Le désespoir d’une période se reflète donc dans le contexte historique lointain du film et tous les personnages se perdront en voulant transcender ce clivage. Autant-Lara équilibre le drame final entre ces enjeux romanesque et sociaux, le triangle amoureux Douce/Fabien/Irène se perdant par des sentiments tout comme des aspirations matérielles contrariées. En ne choisissant pas entre leur cœur et leur ambition, les personnages se perdront dans un monde resté manichéen. 

Sorti en bluray et dvd zone 2 français chez Gaumont

samedi 27 avril 2019

Talons aiguilles - Tacones lejanos, Pedro Almodóvar (1991)


Quand, après des années d'absence, Becky Del Paramo, célèbre chanteuse pop des années 1960, rentre à Madrid, c'est pour trouver sa fille, Rebecca, mariée à un de ses anciens amants, Manuel. Becky comprend vite que le mariage de Rebecca est un naufrage surtout quand Manuel lui propose de reprendre leur ancienne relation.
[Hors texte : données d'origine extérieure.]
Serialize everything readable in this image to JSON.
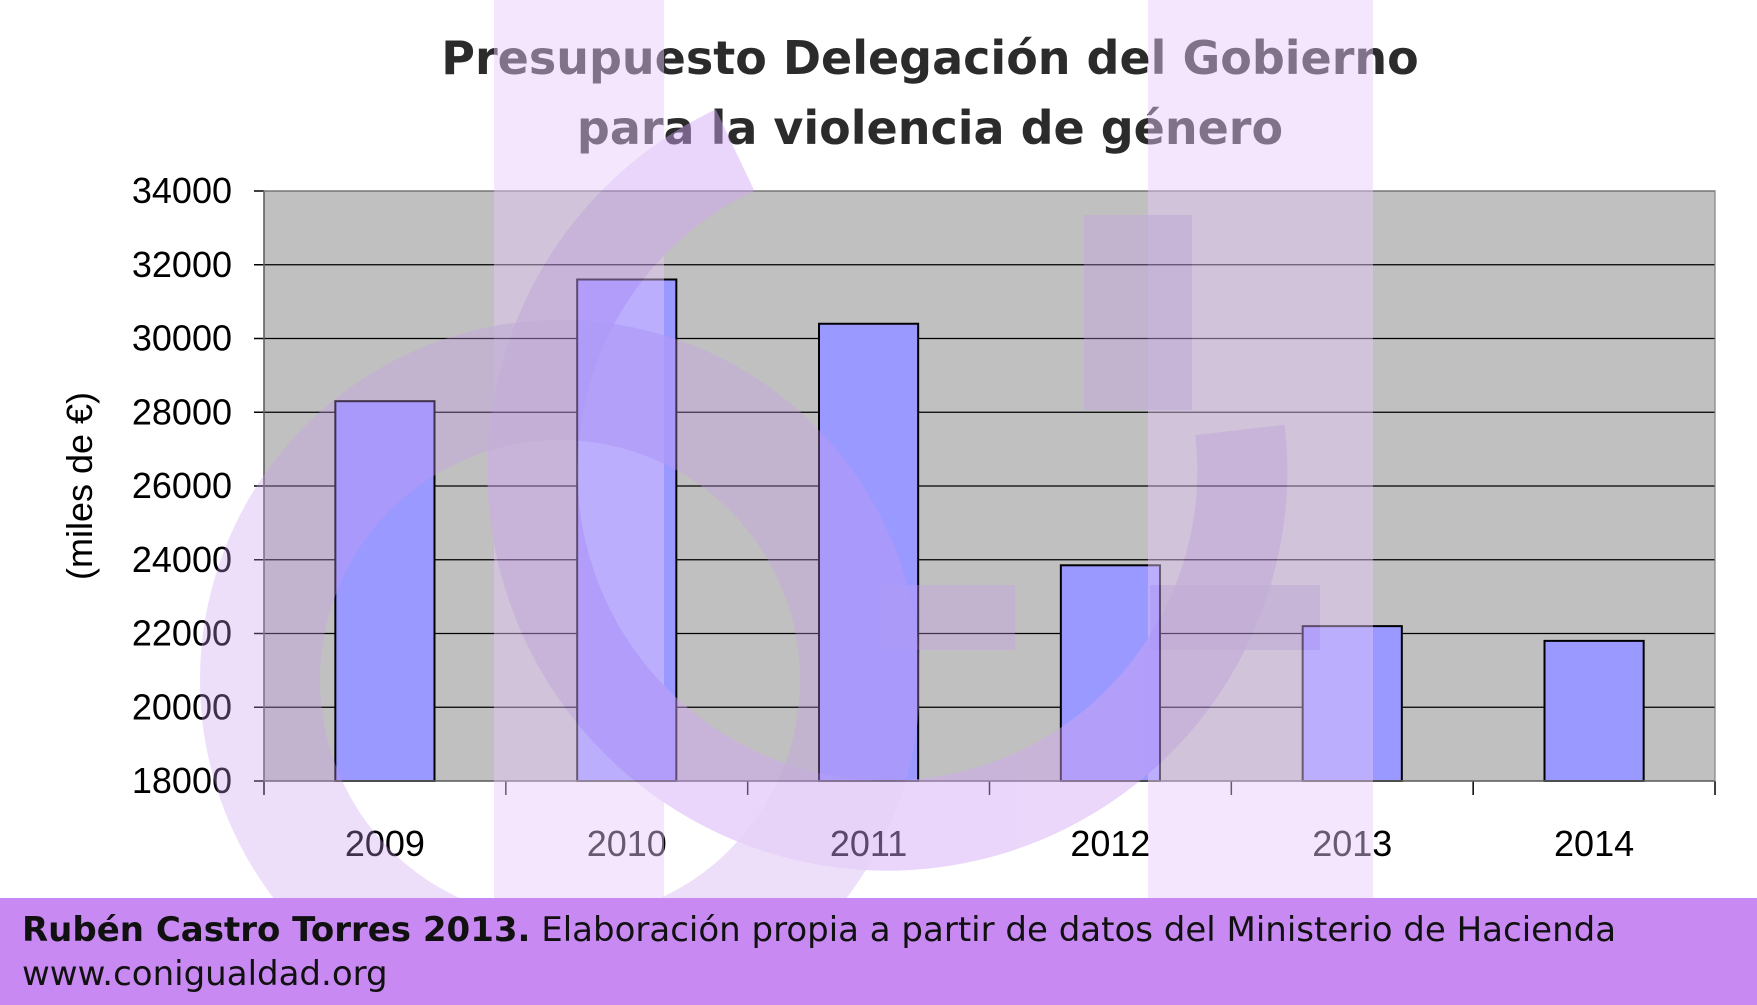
{
  "chart_data": {
    "type": "bar",
    "title_lines": [
      "Presupuesto Delegación del Gobierno",
      "para la violencia de género"
    ],
    "ylabel": "(miles de €)",
    "xlabel": "",
    "categories": [
      "2009",
      "2010",
      "2011",
      "2012",
      "2013",
      "2014"
    ],
    "values": [
      28300,
      31600,
      30400,
      23850,
      22200,
      21800
    ],
    "ylim": [
      18000,
      34000
    ],
    "yticks": [
      "18000",
      "20000",
      "22000",
      "24000",
      "26000",
      "28000",
      "30000",
      "32000",
      "34000"
    ],
    "grid": true,
    "legend": "none",
    "colors": {
      "bar": "#9999ff",
      "plot_background": "#c0c0c0",
      "gridline": "#000000"
    }
  },
  "footer": {
    "author": "Rubén Castro Torres 2013.",
    "source": " Elaboración propia a partir de datos del Ministerio de Hacienda",
    "website": "www.conigualdad.org"
  },
  "watermark": {
    "icon": "equality-gender-symbol-icon",
    "color": "#d8b4f8"
  }
}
Une nuit, Manuel est assassiné.

Après le film charnière qu’était Attache-moi (1990), Pedro Almodovar amorce sa mue vers un cinéma moins explicitement tapageur et excentrique pour s’orienter vers le mélodrame pur. Cela se vérifie dans le traitement et le ton plus sobre qu’auparavant, c’est moins vrai pour ce qui est de l’intrigue extrêmement dense qui entoure cette relation mère/fille conflictuelle. Un magistral flashback introductif anticipe le drame à venir en observant l’incompatibilité affective entre Rebecca (Victoria Abril) en quête d’attention d’une mère (Marisa Paredes)  artiste star et donc porté par un égoïsme et narcissisme qui sied mal à une vie de famille. Rebecca dès sa tendre enfance est littéralement prête à tout pour s’attacher l’attention de Becky plus préoccupée par sa vie professionnelle et amoureuse  trépidante.
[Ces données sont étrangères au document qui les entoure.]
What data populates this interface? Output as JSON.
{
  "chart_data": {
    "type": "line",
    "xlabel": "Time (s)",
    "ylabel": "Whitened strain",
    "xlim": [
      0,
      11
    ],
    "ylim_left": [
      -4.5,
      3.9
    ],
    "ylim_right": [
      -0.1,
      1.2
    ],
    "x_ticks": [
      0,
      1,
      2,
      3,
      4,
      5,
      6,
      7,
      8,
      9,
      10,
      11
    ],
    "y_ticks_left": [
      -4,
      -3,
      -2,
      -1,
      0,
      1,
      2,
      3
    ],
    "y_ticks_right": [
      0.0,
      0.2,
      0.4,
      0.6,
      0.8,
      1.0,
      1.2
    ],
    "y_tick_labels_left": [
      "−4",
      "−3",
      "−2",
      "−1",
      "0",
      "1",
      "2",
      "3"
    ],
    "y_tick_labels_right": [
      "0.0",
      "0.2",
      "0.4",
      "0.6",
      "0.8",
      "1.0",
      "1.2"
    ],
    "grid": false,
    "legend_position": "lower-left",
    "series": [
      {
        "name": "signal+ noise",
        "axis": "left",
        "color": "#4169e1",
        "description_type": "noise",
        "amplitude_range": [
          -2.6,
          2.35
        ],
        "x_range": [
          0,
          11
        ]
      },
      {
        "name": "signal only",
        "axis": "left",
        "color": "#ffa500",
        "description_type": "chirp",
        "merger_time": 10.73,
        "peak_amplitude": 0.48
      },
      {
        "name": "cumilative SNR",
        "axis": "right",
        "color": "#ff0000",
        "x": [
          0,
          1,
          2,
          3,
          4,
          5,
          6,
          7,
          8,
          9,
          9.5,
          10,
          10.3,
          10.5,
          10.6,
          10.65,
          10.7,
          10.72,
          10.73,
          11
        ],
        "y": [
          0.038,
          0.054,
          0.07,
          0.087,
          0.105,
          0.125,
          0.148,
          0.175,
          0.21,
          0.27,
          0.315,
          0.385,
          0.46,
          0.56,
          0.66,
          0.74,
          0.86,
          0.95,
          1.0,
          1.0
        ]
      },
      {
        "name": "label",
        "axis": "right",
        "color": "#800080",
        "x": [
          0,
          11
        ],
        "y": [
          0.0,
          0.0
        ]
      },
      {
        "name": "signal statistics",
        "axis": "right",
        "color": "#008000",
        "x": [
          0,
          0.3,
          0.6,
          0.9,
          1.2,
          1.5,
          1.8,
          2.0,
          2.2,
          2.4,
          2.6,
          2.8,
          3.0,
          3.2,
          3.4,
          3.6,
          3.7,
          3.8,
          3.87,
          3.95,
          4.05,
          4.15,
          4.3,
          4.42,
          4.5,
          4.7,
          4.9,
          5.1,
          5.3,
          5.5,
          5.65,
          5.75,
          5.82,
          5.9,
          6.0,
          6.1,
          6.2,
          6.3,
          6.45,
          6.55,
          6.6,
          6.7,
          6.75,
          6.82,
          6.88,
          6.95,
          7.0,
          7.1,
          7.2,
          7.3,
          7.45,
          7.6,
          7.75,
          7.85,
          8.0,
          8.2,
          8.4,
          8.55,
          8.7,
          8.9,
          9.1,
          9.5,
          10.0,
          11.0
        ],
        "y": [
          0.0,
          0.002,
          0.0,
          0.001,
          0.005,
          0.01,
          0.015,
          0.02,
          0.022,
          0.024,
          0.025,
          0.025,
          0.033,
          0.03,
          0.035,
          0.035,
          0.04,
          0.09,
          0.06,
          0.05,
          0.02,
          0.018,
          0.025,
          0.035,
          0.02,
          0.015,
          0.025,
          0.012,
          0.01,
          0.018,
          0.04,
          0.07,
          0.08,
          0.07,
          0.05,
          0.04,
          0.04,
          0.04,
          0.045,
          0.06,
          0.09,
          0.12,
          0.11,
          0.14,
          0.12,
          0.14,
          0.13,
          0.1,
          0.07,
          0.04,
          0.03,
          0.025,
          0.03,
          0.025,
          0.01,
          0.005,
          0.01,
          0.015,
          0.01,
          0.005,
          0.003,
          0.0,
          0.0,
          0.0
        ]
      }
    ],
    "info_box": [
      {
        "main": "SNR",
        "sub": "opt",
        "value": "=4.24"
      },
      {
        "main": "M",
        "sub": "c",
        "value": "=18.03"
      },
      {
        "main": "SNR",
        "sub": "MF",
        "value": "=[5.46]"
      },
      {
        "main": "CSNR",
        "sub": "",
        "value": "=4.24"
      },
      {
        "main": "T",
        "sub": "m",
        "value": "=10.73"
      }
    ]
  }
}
Les retrouvailles avec une Rebecca désormais adulte rejoue cette partition de façon différentes. On retrouve ce décalage dans les attitudes et les regards chargés d’attente de Rebecca tandis que Becky ne semble pas s’être délestée de sa superficialité. L’enjouement presque forcé, les environnements bariolés tant dans les décors que les tenues et situations (le spectacle travesti) témoignent d’un monde factice où cette relation dysfonctionnelle ne s’est pas résolue. Les amants/époux de sa mère étaient pour Rebecca enfant des obstacles à éliminer pour s’accaparer son attention, et à l’âge adulte un « trophée » palliatif face à l’absence/indifférence de celle-ci. Ce n’est plus l’enfant et l’homme de passage qui sont désormais rivaux, mais la mère et la fille pour un crime insoluble dont on s’interroge de la nature sacrificielle et/ou vengeresse. 
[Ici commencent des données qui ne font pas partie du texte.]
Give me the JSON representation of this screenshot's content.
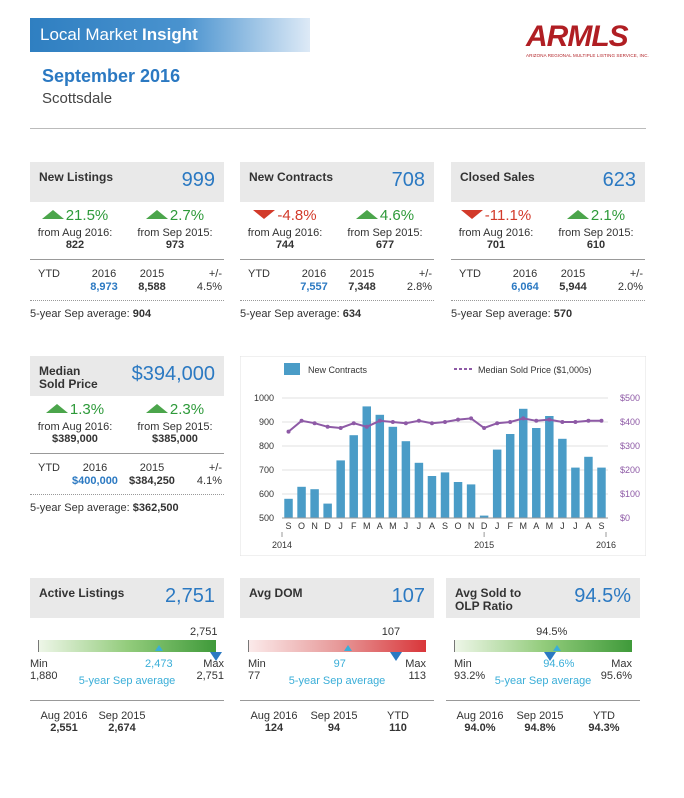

Du coup tant que l’on reste au cœur de la complexité de ce lien mère/fille, le film passionne et Victoria Abril/Marisa Paredes sous l’excès font preuve de suffisamment de finesse pour questionner quant aux motivations profonde de leurs actes - notamment quant elles passent par un média "scénique" ou télévisuel, voire des chansons pour s'adresser l'une à l'autre indirectement. Almodovar dans un traitement jouant sur l’émotion plus que sur un vague suspense policier capture ainsi l’idée d’une figure affective fantôme et insaisissable (notamment via le personnage de l’assistante sociale, ou des deux lesbiennes en prison) que représente symboliquement le travesti Letal (Miguel Bosé) et ses avatars dont l’identité se devine assez facilement. 

L’idée est belle mais a tout de même du mal à se greffer (ou met trop de temps à faire sens avec) à la trame principale et semble constituer un film parallèle, bien mené certes mais qui nous éloigne u cœur du récit. C’est dans les dernière minutes une fois les mystères cruciaux comme plus anodins résolus que l’émotion peut enfin pleinement se déployer, Rebecca et Becky réussissant à exprimer un amour réciproque et sans fard. La rancœur, les égos et la rivalité n’ont plus cours dans le superbe plan final où se confond l’étreinte des premières et des dernières fois.